Many times when I have made attempts to be romantic, I’ve turned to the great Marcella Hazan. Her cookbooks, anyway. One of my favorite recipes of hers is also one of the simplest. And I’ve managed to serve it on romantic occasions many times with high marks from my bride. But also consider serving it to guests. There’s just something impressive about taking everyday ingredients and making something so delicious — but they don’t have to know that you borrowed the idea from Marcella.
If you want to cook Marcella’s version, it can be found in her bestseller cookbook Essentials of Classic Italian Cooking. The basic differences between hers and the one below are my use of olive oil (instead of vegetable oil/butter); and I also add some fresh breadcrumbs to the pork mixture.

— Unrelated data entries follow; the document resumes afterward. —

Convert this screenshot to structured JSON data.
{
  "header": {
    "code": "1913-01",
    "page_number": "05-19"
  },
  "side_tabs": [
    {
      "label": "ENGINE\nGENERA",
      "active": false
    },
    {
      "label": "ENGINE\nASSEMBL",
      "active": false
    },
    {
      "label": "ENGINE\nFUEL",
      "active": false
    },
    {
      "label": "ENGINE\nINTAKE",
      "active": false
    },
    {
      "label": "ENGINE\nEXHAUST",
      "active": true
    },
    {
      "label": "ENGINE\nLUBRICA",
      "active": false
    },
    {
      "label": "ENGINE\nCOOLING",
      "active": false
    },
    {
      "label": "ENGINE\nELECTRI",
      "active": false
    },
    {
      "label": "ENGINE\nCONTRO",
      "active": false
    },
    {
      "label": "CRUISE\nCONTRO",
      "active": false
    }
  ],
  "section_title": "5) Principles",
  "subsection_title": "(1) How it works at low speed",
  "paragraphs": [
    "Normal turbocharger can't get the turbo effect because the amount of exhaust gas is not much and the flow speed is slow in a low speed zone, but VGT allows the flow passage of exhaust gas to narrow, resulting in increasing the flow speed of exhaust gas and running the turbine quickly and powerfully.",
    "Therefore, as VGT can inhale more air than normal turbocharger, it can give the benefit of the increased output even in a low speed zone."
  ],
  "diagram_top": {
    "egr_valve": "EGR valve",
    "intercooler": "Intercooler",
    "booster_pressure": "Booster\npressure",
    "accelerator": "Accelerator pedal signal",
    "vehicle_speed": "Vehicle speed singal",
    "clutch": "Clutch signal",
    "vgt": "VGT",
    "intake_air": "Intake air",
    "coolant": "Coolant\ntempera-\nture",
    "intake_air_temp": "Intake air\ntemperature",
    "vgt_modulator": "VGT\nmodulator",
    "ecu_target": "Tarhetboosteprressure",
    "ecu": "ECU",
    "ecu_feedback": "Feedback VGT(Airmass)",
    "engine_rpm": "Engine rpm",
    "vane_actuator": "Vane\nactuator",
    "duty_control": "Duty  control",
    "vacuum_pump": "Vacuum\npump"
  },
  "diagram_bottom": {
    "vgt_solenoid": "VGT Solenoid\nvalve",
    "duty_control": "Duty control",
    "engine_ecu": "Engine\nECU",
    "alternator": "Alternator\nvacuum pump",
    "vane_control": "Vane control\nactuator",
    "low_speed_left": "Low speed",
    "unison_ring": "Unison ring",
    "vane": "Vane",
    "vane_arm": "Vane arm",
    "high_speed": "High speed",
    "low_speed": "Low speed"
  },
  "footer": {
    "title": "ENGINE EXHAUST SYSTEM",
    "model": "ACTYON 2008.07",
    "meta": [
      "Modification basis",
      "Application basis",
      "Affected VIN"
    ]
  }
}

Pork & Rosemary-stuffed Chicken Breasts
Make the filling
1/2 lb – Ground pork
2 cloves – Garlic
2 TB – Extra virgin olive oil
2 tsp – Fresh Rosemary leaves, chopped
Freshly ground black pepper
1/4 cup – Fresh bread crumbs
Peel and lightly smash the coves. Place them in a medium skillet with oil. Cook on medium heat until the garlic begins to lightly brown – about 4-5 minutes. Add the pork, Rosemary and salt & pepper to taste. Cook for about 10 minutes, crumbling the pork in the mean time. When there is no pink remaining in the meat, remove it with a slotted spoon to a paper towel-lined plate (to absorb excess oil). Remove and discard garlic. Once meat completely drains, mix with bread crumbs in a medium bowl. Set aside. — Remove excess oil and grease from frying pan. You will use this same pan to cook the stuffed chicken.
Make the stuffed chicken
3 – Boneless chicken breast halves
2 TB – Extra virgin olive oil
1/2 cup – Dry white wine
Cut each chicken breast in half so that you end up with (six) breast pieces, each half as thick as the original piece. Place 2-3 TB of the meat filling in each breast piece; roll tightly and secure with toothpicks. **The breast pieces should be wide enough to stuff and roll, but if not, place between plastic wrap and pound slightly with a mallet.
Place olive oil into the skillet. Heat to medium-high. Add stuffed chicken. Cook, turning frequently, until all sides are browned – about 5-7 minutes. Remove cooked chicken and place on plate. Add wine to pan, using a spoon to remove bits from the pan. Cook for about 30 seconds. Pour sauce over chicken and serve immediately.